I decided to post some of the shots from this assignment as an object lesson in the differences between editorial photography and event photography. In a nutshell:
  • an event photographer primarily documents who was in attendance, while
  • an editorial photographer attempts to illustrate why people were in attendance. 
As an editorial photographer, I wanted viewers to see Reptile Day as both fun and interesting, with lots of appeal for youngsters.

The shot was made with a Nikon D7000, shutter speed 1/250, ISO 200, Flash White Balance, with a  Tokina 11-17 lens set to F 7.1. This is only significant because these settings are available to anybody using a modestly priced digital SLR. I mounted a Nikon SB-800 speedlight with the diffusion dome in place. This is not particularly creative light, but since I was working in very close quarters, off-camera flash would not have been a practical approach. On-camera, fill flash would have to do. The camera's built-in flash just wouldn't cut it.

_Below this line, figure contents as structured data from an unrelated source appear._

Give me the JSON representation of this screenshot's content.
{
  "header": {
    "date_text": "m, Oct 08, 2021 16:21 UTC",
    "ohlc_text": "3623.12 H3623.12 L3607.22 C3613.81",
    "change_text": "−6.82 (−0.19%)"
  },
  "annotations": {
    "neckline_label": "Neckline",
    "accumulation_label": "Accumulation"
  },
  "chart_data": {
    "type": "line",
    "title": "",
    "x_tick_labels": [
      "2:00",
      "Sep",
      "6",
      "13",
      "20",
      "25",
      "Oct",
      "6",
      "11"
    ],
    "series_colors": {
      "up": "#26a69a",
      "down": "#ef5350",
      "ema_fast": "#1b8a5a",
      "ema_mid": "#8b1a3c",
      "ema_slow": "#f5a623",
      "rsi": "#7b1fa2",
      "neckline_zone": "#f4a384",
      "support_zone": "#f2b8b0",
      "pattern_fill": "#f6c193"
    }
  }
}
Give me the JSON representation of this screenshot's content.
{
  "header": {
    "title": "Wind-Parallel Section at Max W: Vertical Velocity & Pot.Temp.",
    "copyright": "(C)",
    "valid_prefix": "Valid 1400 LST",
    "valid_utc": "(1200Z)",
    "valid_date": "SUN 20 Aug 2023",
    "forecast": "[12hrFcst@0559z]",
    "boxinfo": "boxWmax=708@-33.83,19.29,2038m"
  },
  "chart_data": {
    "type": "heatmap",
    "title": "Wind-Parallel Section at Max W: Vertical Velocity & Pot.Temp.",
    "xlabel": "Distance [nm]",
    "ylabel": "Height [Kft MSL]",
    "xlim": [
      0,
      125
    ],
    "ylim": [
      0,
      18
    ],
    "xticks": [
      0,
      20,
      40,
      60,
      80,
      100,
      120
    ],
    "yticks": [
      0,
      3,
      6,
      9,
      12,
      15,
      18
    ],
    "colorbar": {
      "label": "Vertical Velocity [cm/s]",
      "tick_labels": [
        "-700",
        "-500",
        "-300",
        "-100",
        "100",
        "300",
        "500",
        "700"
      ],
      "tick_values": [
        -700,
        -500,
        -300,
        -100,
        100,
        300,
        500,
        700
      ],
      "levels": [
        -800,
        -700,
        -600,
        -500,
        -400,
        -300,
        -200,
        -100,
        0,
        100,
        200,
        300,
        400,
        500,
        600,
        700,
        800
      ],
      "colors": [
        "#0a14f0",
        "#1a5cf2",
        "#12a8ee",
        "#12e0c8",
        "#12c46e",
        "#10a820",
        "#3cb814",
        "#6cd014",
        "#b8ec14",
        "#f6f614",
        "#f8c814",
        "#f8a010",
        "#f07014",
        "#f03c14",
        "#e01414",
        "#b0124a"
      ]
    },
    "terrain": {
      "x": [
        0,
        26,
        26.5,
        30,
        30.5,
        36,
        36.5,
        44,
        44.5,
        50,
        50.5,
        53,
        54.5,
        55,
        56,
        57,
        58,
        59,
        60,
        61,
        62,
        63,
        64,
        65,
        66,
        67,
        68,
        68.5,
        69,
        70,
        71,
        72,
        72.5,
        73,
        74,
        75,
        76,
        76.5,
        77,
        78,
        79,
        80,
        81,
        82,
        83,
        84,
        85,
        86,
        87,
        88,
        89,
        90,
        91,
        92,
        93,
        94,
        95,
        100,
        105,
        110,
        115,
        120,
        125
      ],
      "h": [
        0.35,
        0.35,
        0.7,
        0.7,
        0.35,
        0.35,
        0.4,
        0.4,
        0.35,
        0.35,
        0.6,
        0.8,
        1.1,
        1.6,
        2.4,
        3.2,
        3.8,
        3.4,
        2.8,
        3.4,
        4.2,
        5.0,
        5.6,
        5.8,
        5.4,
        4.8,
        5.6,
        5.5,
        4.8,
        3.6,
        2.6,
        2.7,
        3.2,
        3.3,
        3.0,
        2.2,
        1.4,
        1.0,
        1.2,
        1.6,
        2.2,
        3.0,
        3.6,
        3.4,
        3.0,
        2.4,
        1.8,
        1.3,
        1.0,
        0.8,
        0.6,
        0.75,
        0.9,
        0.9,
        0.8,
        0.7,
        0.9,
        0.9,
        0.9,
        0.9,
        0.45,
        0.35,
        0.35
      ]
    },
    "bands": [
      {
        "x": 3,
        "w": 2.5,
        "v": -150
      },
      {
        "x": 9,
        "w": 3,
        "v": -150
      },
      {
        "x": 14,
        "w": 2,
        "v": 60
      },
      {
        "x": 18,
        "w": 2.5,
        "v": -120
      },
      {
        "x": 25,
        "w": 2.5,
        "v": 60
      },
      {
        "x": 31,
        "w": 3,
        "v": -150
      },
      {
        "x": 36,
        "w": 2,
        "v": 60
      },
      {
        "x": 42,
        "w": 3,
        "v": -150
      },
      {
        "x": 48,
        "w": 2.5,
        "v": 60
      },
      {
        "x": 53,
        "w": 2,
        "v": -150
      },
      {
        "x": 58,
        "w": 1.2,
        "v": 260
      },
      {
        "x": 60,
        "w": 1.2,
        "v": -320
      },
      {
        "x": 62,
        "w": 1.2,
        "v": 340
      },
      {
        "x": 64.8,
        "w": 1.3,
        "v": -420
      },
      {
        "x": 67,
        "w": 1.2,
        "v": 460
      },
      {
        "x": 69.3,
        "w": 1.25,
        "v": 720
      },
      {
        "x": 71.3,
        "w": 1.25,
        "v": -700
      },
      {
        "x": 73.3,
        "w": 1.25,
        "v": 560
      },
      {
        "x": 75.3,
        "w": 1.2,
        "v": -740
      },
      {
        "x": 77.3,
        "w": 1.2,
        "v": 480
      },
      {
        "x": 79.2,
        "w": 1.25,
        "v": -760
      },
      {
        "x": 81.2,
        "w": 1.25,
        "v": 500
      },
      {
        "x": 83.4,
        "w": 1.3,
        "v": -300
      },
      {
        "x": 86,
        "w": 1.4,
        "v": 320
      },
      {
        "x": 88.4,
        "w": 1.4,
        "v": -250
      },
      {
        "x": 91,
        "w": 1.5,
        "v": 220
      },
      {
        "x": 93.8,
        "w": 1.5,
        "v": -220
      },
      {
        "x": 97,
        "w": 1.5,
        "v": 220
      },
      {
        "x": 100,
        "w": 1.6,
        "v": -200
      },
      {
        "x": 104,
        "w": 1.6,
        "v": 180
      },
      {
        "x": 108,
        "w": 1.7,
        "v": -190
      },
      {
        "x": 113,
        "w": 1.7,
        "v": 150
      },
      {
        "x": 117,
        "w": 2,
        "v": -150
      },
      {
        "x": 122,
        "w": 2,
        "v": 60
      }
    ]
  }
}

The following images are "right out of camera", with very minor level adjustments to make them easier to see. In other words, uncropped.

Shot #1
Shot #1 was made as a "sketch" to see how the flash was performing. Outdoors, I'm pushing my luck here because the diffusion dome reduces the flash output, but because I was using such a wide angle lens, I could work very close to my subjects and the subject-to-flash distance would be relatively short.

Shot #2
Shot #2 was a nice enough shot. I wish the snake's head was visible, but the Animal Keeper, mindful of how excited children sometimes get, made sure the snake's head was safely under control.

Shot #3
In Shot #3 my subject's expression was wonderful, but the snake is no longer visible.

Shot #4
Shot #4 could have been cropped, but without  the snake's head, there's no reptile context.

Shot #5
I love this little girl's expression in Shot #5, but once again, no real evidence of a snake. Also, the headless Handler might be a little to "spooky" for the paper to use.

Shot #6

Shot #7

Shot #8
Shots #6 - #8 share the same shortcomings. The snake's head isn't visible, but there are some cute expressions.

Shot #9
Shot #9 concentrated on the snake and the Handler. This might do if I was trying to illustrate  their relationship, but this was not where I wanted the image to go.

Shot #10
Shot #10 has some important visual elements. 
  • The snake's head is clearly visible. 
  • The composition follows the "Rule of Thirds" composition almost exactly. 
  • All of the attention points directly toward the snake. 
If I had examined the photo more carefully, I might have had the presence of mind to get the photographer's name. In my opinion, #10 was a good shot by all accounts. But because I didn't get the name, I didn't send it.

Cropped and adjusted Shot #2
I finally submitted a cropped version of Shot #2. I has has an engaged child, a "catchy" tee shirt, the Handler's visible face, and a "recognizable" snake. I liked the simplicity of the shot, and managed to get the young lady's name because this shot was the "front runner" as soon as I saw it. 

I look at these last two photos and believe this shot better illustrates "why" a child might enjoy coming to Reptile Day. I don't like the areas of "non-content", or regions that don't add to the viewer's sense of the moment. Shot #10 was very "content dense", but lacked one key element: a child. I believe I submitted the better photograph, but I'll keep a copy of #10 for my portfolio.